Microsoft's Fara1.5 AI Beats OpenAI and Google on Web Browsing

Microsoft Research this week released Fara1.5, an open-weight AI model for web browsing tasks that outperformed OpenAI's Operator and Google's Gemini 2.5 Computer Use on industry benchmarks. Fara1.5-27B scored 72% on Online-Mind2Web, compared to OpenAI Operator's 58.3% and Gemini 2.5 Computer Use's 57.3%. The release represents a shift in the competitive landscape of computer use agents—AI systems designed to read browser screens and perform actions like clicking, scrolling, and typing without requiring special plugins. Unlike OpenAI's proprietary, cloud-based Operator (launched in January 2025 at $200 monthly before being shut down in August) and Google's Gemini offering, Fara1.5 is open-source with publicly released weights. Microsoft achieved this performance by rethinking the full development process, from data generation and training objectives to model design and orchestration.

Model Specifications and Availability

Fara1.5 comes in three sizes: 4 billion, 9 billion, and 27 billion parameters, all built on Qwen 3.5, an Alibaba base model that Microsoft fine-tuned specifically for browser work. Fara1.5-9B, the mid-sized variant, scored 63.4% on Online-Mind2Web—ahead of both OpenAI and Google's offerings. The 9 billion parameter model is live now on Azure AI Foundry, with the 4 billion and 27 billion variants arriving shortly.

Benchmark Performance

Online-Mind2Web, the primary benchmark, tests how often an AI agent correctly completes 300 diverse, real-world tasks across 136 popular live websites, including product comparisons, form filling, and booking services. The scoring reflects tasks finished correctly on the actual, changing internet.

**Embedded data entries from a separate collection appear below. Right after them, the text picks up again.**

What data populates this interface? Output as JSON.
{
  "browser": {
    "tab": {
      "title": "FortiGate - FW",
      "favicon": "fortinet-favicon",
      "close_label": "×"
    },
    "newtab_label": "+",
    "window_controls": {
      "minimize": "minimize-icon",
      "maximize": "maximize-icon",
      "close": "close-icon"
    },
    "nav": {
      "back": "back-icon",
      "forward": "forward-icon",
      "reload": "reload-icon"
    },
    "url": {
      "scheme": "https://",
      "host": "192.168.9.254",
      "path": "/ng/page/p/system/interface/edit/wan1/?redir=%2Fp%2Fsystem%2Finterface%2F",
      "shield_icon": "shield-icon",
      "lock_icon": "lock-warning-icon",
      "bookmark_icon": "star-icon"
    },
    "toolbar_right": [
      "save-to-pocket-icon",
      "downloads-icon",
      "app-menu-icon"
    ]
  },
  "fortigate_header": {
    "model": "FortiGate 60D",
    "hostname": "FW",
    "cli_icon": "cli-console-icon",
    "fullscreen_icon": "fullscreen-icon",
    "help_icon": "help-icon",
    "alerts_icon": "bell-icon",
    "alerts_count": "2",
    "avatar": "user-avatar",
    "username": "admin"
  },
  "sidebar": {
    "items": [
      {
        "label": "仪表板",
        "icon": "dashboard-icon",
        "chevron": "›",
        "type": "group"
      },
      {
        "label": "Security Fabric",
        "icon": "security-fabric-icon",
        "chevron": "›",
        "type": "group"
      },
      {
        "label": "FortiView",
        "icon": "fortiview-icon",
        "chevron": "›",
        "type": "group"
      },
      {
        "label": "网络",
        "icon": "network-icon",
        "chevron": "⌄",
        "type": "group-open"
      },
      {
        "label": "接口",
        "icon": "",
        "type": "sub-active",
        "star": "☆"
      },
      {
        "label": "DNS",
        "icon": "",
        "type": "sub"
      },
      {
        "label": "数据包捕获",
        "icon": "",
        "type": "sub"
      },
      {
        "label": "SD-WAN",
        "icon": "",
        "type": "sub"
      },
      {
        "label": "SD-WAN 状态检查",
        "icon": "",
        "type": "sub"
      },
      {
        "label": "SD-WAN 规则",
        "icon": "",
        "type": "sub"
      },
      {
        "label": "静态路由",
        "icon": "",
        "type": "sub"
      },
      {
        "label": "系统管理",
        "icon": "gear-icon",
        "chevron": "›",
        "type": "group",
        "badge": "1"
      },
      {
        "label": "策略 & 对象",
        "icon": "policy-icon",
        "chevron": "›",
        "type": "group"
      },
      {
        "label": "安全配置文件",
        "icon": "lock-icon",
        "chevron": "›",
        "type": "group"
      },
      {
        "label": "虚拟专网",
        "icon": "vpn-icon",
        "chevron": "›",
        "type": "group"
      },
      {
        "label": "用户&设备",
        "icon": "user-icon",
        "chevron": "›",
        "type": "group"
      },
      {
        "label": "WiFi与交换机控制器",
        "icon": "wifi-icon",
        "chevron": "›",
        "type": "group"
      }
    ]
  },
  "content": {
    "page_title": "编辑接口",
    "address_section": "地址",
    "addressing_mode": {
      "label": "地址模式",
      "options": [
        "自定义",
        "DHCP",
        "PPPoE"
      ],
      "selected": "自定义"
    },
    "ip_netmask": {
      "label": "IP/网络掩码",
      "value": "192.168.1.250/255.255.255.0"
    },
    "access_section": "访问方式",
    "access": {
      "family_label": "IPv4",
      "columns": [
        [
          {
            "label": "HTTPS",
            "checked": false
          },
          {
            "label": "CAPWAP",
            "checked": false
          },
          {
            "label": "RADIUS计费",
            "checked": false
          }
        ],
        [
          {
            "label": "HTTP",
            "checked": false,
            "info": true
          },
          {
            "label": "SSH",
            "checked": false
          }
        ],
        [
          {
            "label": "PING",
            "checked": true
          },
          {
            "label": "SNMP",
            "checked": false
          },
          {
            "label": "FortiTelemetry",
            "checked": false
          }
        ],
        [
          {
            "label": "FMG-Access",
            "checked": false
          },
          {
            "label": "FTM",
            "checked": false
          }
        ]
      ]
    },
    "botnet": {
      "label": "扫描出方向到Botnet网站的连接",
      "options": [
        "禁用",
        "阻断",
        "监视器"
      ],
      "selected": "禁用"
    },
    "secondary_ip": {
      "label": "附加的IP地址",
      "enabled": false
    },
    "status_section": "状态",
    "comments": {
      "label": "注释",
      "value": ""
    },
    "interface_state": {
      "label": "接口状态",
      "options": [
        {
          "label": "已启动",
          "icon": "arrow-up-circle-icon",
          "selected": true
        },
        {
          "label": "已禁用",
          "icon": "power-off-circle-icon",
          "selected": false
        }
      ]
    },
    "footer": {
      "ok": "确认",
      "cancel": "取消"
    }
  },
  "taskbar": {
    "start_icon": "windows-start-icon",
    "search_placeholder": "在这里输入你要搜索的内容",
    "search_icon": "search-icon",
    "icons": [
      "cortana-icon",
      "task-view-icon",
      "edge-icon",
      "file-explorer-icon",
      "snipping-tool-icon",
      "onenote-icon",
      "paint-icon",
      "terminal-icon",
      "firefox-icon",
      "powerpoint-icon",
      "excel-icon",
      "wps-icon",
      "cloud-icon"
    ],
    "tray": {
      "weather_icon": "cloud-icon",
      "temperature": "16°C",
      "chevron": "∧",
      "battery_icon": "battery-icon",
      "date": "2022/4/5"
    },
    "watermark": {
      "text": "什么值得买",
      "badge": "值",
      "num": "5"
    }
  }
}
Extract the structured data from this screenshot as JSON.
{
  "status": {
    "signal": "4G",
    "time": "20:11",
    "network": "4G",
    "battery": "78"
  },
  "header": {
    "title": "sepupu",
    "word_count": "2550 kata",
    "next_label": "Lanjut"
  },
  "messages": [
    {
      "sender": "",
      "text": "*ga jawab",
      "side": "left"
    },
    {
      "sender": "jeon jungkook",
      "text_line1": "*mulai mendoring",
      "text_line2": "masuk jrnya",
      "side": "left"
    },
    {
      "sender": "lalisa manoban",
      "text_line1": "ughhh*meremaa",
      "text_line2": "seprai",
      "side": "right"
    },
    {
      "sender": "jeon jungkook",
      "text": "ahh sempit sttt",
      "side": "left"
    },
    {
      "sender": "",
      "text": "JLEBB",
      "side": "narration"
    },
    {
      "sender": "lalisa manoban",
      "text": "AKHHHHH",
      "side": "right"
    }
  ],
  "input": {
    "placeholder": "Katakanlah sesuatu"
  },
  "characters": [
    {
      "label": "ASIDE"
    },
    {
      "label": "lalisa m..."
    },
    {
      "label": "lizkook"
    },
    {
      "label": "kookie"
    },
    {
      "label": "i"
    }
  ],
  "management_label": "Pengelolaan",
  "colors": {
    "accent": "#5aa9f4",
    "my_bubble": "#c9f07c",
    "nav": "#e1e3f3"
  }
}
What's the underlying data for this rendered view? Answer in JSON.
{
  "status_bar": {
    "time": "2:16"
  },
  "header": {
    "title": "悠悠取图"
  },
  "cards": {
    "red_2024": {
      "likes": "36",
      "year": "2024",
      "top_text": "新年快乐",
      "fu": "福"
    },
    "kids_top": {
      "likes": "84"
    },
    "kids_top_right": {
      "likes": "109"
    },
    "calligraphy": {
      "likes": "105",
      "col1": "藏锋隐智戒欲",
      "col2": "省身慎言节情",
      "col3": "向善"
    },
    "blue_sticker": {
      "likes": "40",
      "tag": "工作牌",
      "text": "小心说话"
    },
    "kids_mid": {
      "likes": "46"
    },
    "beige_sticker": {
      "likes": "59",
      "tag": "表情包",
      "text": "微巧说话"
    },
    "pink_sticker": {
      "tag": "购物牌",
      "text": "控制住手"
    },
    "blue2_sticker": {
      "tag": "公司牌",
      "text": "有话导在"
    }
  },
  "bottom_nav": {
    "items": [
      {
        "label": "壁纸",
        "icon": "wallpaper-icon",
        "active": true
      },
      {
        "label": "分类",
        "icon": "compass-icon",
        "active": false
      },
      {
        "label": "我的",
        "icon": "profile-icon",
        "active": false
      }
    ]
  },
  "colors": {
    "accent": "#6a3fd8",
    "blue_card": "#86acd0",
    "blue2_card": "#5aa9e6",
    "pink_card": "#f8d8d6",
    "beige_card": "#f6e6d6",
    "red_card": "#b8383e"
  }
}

On WebVoyager, a second benchmark measuring task success on the live web, Fara1.5-27B achieved 88.6%, edging OpenAI Operator's 87.0% and surpassing H Company's Holo2 (30-billion parameters) at 83.0%.

Open-source competitors scored lower: Alibaba's GUI-Owl-1.5 (8 billion parameters) reached 48.6%, while AI2's MolmoWeb scored 35.3%. Microsoft's previous model, Fara-7B, scored 34.1%—meaning Fara1.5-27B nearly doubled its predecessor's performance at comparable size. Yutori's Navigator n1, the top proprietary alternative, reached 64.7%.

Training Methodology

Microsoft used FaraGen1.5 to generate training data, employing GPT-5.4—OpenAI's model—as a "teacher agent" to demonstrate how to complete browser tasks. These demonstrations became the training data for Fara1.5.

The team also created six fully functional replicas of real websites, including email clients, calendars, and marketplaces. This synthetic domain training allowed the model to practice tasks requiring logins or irreversible actions without accessing real accounts, improving performance on "gated" tasks.

Safety and User Control

Every model is designed to stop and ask before performing irreversible actions. Fara1.5 runs through MagenticLite, a sandboxed browser environment that logs every action and allows users to halt the agent at any point. According to Yash Lara, Senior PM Lead at Microsoft Research, "Balancing robust safeguards such as Critical Points with seamless user journeys is key. Having a UI, like Microsoft Research's Magentic-UI, is vital for giving users opportunities to intervene when necessary, while also helping to avoid approval fatigue."

Future Expansion

Microsoft stated plans to expand Fara1.5 beyond the browser into desktop and enterprise software applications.